First, here is the suggestion I got last November 16 from Miner 09:
“If the shaft came off the transmission shaft it will turn freely.  The shaft has a cotter key that keeps it on the transmission shaft.  The key may have come off; that is why it turns freely if the transmission is not in gear.  Take bolts out of transmission housing and it will slide out about 4 inches to replace key or take housing off transmission and tractor apart.    Miner 09”

Not knowing what the tractor might do when we literally broke it in two we shored up the two halves with one of my saw horses and a couple of two by sixes.  Next we removed the four bolts from the transmission housing (see picture).
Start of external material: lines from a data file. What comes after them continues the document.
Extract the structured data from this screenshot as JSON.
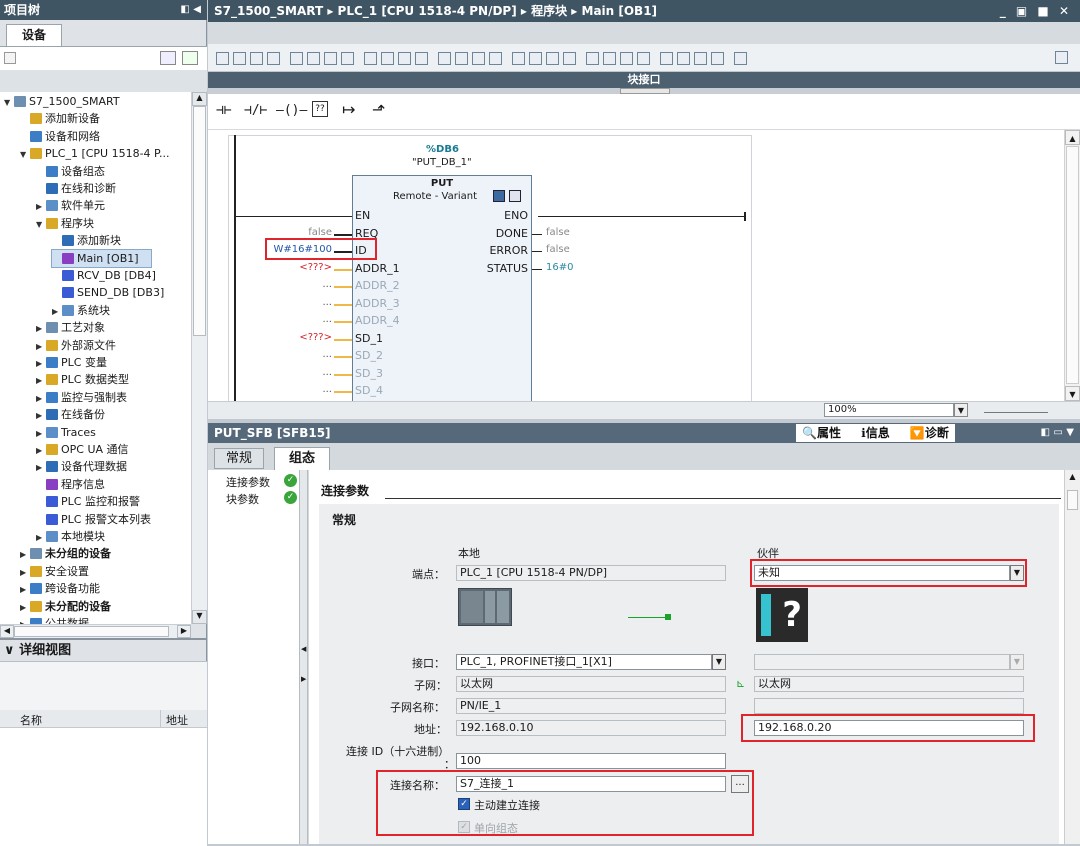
{
  "project_tree": {
    "title": "项目树",
    "tab": "设备",
    "items": [
      {
        "label": "S7_1500_SMART",
        "indent": 0,
        "toggle": "▼",
        "bold": false
      },
      {
        "label": "添加新设备",
        "indent": 1,
        "toggle": "",
        "bold": false
      },
      {
        "label": "设备和网络",
        "indent": 1,
        "toggle": "",
        "bold": false
      },
      {
        "label": "PLC_1 [CPU 1518-4 P...",
        "indent": 1,
        "toggle": "▼",
        "bold": false
      },
      {
        "label": "设备组态",
        "indent": 2,
        "toggle": "",
        "bold": false
      },
      {
        "label": "在线和诊断",
        "indent": 2,
        "toggle": "",
        "bold": false
      },
      {
        "label": "软件单元",
        "indent": 2,
        "toggle": "▶",
        "bold": false
      },
      {
        "label": "程序块",
        "indent": 2,
        "toggle": "▼",
        "bold": false
      },
      {
        "label": "添加新块",
        "indent": 3,
        "toggle": "",
        "bold": false
      },
      {
        "label": "Main [OB1]",
        "indent": 3,
        "toggle": "",
        "bold": false,
        "selected": true
      },
      {
        "label": "RCV_DB [DB4]",
        "indent": 3,
        "toggle": "",
        "bold": false
      },
      {
        "label": "SEND_DB [DB3]",
        "indent": 3,
        "toggle": "",
        "bold": false
      },
      {
        "label": "系统块",
        "indent": 3,
        "toggle": "▶",
        "bold": false
      },
      {
        "label": "工艺对象",
        "indent": 2,
        "toggle": "▶",
        "bold": false
      },
      {
        "label": "外部源文件",
        "indent": 2,
        "toggle": "▶",
        "bold": false
      },
      {
        "label": "PLC 变量",
        "indent": 2,
        "toggle": "▶",
        "bold": false
      },
      {
        "label": "PLC 数据类型",
        "indent": 2,
        "toggle": "▶",
        "bold": false
      },
      {
        "label": "监控与强制表",
        "indent": 2,
        "toggle": "▶",
        "bold": false
      },
      {
        "label": "在线备份",
        "indent": 2,
        "toggle": "▶",
        "bold": false
      },
      {
        "label": "Traces",
        "indent": 2,
        "toggle": "▶",
        "bold": false
      },
      {
        "label": "OPC UA 通信",
        "indent": 2,
        "toggle": "▶",
        "bold": false
      },
      {
        "label": "设备代理数据",
        "indent": 2,
        "toggle": "▶",
        "bold": false
      },
      {
        "label": "程序信息",
        "indent": 2,
        "toggle": "",
        "bold": false
      },
      {
        "label": "PLC 监控和报警",
        "indent": 2,
        "toggle": "",
        "bold": false
      },
      {
        "label": "PLC 报警文本列表",
        "indent": 2,
        "toggle": "",
        "bold": false
      },
      {
        "label": "本地模块",
        "indent": 2,
        "toggle": "▶",
        "bold": false
      },
      {
        "label": "未分组的设备",
        "indent": 1,
        "toggle": "▶",
        "bold": true
      },
      {
        "label": "安全设置",
        "indent": 1,
        "toggle": "▶",
        "bold": false
      },
      {
        "label": "跨设备功能",
        "indent": 1,
        "toggle": "▶",
        "bold": false
      },
      {
        "label": "未分配的设备",
        "indent": 1,
        "toggle": "▶",
        "bold": true
      },
      {
        "label": "公共数据",
        "indent": 1,
        "toggle": "▶",
        "bold": false
      }
    ]
  },
  "detail_view": {
    "title": "详细视图",
    "col_name": "名称",
    "col_address": "地址"
  },
  "editor": {
    "breadcrumb": [
      "S7_1500_SMART",
      "PLC_1 [CPU 1518-4 PN/DP]",
      "程序块",
      "Main [OB1]"
    ],
    "interface_label": "块接口",
    "zoom": "100%",
    "block": {
      "db_address": "%DB6",
      "db_name": "\"PUT_DB_1\"",
      "name": "PUT",
      "mode": "Remote - Variant",
      "inputs": [
        {
          "pin": "EN",
          "value": ""
        },
        {
          "pin": "REQ",
          "value": "false"
        },
        {
          "pin": "ID",
          "value": "W#16#100"
        },
        {
          "pin": "ADDR_1",
          "value": "<???>"
        },
        {
          "pin": "ADDR_2",
          "value": "..."
        },
        {
          "pin": "ADDR_3",
          "value": "..."
        },
        {
          "pin": "ADDR_4",
          "value": "..."
        },
        {
          "pin": "SD_1",
          "value": "<???>"
        },
        {
          "pin": "SD_2",
          "value": "..."
        },
        {
          "pin": "SD_3",
          "value": "..."
        },
        {
          "pin": "SD_4",
          "value": "..."
        }
      ],
      "outputs": [
        {
          "pin": "ENO",
          "value": ""
        },
        {
          "pin": "DONE",
          "value": "false"
        },
        {
          "pin": "ERROR",
          "value": "false"
        },
        {
          "pin": "STATUS",
          "value": "16#0"
        }
      ]
    }
  },
  "inspector": {
    "title": "PUT_SFB [SFB15]",
    "right_tabs": [
      "属性",
      "信息",
      "诊断"
    ],
    "tabs": [
      "常规",
      "组态"
    ],
    "side_items": [
      "连接参数",
      "块参数"
    ],
    "section": "连接参数",
    "subsection": "常规",
    "local_header": "本地",
    "partner_header": "伙伴",
    "endpoint_label": "端点：",
    "local_endpoint": "PLC_1 [CPU 1518-4 PN/DP]",
    "partner_endpoint": "未知",
    "interface_label": "接口：",
    "local_interface": "PLC_1, PROFINET接口_1[X1]",
    "partner_interface": "",
    "subnet_label": "子网：",
    "local_subnet": "以太网",
    "partner_subnet": "以太网",
    "subnet_name_label": "子网名称：",
    "local_subnet_name": "PN/IE_1",
    "partner_subnet_name": "",
    "address_label": "地址：",
    "local_address": "192.168.0.10",
    "partner_address": "192.168.0.20",
    "conn_id_label": "连接 ID（十六进制）",
    "conn_id_colon": "：",
    "conn_id": "100",
    "conn_name_label": "连接名称：",
    "conn_name": "S7_连接_1",
    "active_conn": "主动建立连接",
    "oneway": "单向组态"
  }
}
By the way, every nut and bolt we removed during this process was a nightmare.  Even though Gene had occasionally squirted Kroil on these since last fall, many required the use of a breaker bar (pipe extension) on the ratchet.  After removing these I’m able to say that my surgically repaired shoulder passed the test and is now 100%.

Next we used Gene’s cutting tool to cut some lengths of threaded rod these would be used in place of the transmission housing bolts in order to allow the spread we needed to get.  Gene allowed me do the dirty work and he took this great shot of me shooting sparks at my private parts.  Jeez, hope I’m ok down there!

We took the lengths of rod and inserted them, so that the rigged-up area looked like this.

With the housing now stabilized by inserting the rod pieces, we removed the four bolts holding the two halves of the tractor together.  I circled one of those bolts in the first picture.  This then was the moment of truth.  At the joint in the transmission housing Gene inserted a pry bar, and without too much effort we were able to separate the housing (picture below).

And then for the peek inside.

What you see here is the transmission shaft (the male end of the coupling).  It is in perfect shape, no teeth missing, not even any rust.  And sure enough, there is a small hole in it (empty of course) for a cotter pin.  What you can’t see is the end of the drive shaft (the female connection),  since it is laying down in a dark, disgusting mess of acorns and transmission fluid.  We pulled the drive shaft up out of the muck and tried to shove it on the transmission shaft, but it wouldn’t go.  I stuck a finger inside the drive shaft and found the reason the two shafts wouldn’t join, more acorns and muck!  We worked a while cleaning that out, tried the join again and “ta da!”

Of course, where you see the nail is where we’ll insert a new cotter pin.  When that’s done, I’ll do a thorough “mucking out” of the torque tube, and we should be able to close her back up.

So, Miner 09, you win this week’s addition of Stump the Tractor Chump.  And your reward is my heartfelt thanks for leading Gene and me in the right direction.

Gene and I did a “high-five” after our work yesterday.  This was a matter neither of us had wanted to deal with, but all along knew was critical to finding out what lay ahead for the Pony.  We’re so happy that it was a relatively easy (and cheap) fix that we’re now psyched to get on with the rest of the project.  All this once again proving that the things we fear the most in life are usually not the ones we should be worrying about.  Thanks for reading.